On average, women retire with $92,000 less in their super funds than their male counterparts, which results in 90 per cent of women not having enough in their superannuation funds to fund their retirement. For one in three women the outlook is even bleaker; they retire with no super at all.

The Super Sorter Power Hour aims to encourage woman to take control of their super by taking an hour to review their super and to take steps to redress the balance in their individual super funds. Of course, it’s important that the process is repeated roughly every month to help them stay on top of the situation.

During the hour, ASFA recommends:

  1. Checking super balances – by getting into the habit of regularly checking the amount that is held in super, and the level of insurance premiums being paid, women are more likely to be able to maximise their savings. Investment options should also be reviewed but this may require the assistance of a qualified financial advisor.
  2. Combining super accounts – having just one super account will minimise fees paid, as well as being easier to track. While rolling over super accounts is definitely worth it over the long term, it is equally important to ensure you choose the correct super fund to hold your money. For details of the best performing super funds and fees charged, visit SuperRatings.com.au.
  3. Planning to save more – even just a few extra dollars each week can make a considerable difference over a woman’s working life.
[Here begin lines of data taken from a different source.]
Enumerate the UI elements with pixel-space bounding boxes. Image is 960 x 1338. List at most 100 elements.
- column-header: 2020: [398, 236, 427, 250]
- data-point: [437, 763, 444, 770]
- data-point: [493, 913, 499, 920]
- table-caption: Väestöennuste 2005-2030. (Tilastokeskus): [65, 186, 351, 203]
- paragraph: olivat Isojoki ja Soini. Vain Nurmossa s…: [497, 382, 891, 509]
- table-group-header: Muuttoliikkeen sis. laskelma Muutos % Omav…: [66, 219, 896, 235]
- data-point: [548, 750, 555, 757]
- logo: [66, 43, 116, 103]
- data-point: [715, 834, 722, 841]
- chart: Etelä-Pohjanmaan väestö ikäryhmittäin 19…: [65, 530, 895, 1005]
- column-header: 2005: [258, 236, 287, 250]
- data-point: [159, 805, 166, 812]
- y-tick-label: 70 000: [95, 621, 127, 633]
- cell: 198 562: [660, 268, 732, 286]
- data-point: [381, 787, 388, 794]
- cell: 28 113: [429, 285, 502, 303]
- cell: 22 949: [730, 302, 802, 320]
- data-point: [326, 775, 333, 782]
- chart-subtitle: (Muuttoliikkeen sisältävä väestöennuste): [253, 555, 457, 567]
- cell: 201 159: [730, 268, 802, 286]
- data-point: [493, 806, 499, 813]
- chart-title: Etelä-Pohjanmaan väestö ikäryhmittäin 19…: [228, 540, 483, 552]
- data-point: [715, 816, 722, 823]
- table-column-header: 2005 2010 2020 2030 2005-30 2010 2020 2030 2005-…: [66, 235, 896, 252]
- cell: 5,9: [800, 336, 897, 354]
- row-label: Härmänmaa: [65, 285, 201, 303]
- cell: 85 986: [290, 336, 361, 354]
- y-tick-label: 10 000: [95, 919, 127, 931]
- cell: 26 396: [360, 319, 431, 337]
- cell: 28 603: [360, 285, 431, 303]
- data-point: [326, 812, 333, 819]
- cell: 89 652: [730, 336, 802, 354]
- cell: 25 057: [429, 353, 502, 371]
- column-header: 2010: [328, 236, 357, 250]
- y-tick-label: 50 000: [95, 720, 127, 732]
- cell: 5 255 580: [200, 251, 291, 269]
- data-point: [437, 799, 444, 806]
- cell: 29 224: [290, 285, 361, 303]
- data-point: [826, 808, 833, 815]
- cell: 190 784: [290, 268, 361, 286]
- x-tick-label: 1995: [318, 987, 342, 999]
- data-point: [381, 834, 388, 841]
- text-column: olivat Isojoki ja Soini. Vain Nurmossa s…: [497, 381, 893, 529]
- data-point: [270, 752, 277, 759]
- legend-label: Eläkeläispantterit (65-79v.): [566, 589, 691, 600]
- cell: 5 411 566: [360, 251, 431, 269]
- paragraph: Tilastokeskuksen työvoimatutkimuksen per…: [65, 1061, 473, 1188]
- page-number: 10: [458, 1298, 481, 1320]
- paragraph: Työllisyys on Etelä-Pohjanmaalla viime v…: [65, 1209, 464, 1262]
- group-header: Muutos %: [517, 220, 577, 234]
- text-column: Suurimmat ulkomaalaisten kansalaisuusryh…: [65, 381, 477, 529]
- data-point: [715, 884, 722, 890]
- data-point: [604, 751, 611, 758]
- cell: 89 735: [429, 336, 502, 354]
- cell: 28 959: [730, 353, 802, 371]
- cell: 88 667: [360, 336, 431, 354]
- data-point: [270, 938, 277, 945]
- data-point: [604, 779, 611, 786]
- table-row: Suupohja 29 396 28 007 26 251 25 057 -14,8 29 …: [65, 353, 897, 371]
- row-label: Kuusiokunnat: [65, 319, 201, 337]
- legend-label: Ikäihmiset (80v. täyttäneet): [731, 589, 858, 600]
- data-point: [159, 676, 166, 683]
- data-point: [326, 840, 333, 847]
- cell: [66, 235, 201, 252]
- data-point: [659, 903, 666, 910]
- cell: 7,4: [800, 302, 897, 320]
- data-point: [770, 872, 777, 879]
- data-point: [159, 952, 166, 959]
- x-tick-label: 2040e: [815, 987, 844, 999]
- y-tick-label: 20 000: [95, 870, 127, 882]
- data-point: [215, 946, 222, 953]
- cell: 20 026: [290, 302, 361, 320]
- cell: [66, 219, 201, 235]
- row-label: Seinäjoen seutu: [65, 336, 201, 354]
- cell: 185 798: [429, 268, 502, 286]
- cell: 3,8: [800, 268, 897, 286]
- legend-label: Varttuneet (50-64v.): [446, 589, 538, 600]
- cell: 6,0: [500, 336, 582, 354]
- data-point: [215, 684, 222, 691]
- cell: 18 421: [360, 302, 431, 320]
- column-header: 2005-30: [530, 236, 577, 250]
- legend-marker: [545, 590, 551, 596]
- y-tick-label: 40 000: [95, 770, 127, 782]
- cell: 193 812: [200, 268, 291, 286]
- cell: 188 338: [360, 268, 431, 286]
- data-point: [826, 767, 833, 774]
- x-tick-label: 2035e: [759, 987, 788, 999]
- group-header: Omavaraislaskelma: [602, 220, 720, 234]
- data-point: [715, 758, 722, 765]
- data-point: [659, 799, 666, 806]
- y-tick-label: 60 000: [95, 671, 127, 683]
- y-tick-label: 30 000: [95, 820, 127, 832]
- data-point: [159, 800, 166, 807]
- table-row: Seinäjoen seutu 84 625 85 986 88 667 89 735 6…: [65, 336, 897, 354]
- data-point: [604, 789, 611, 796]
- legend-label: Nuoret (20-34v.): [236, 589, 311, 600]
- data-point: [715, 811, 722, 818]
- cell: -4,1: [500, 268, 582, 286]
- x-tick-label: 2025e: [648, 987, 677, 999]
Given that women not only earn less than male counterparts, but can also have a disjointed and patchy work history, there are certain legislative issues that can be made to properly address the issue. ASFA recommends:

  1. Removing the $450 per month threshold for the Superannuation Guarantee would means that women who work part time or hold a casual position would stop missing out on vital employer contributions.
  2. Applying the Superannuation Guarantee to income support payments will mean that women don’t miss out when they take a break to raise a family.
  3. Changing the Anti-Discrimination Act to allow women to receive more employer superannuation contribution to help close the super gap.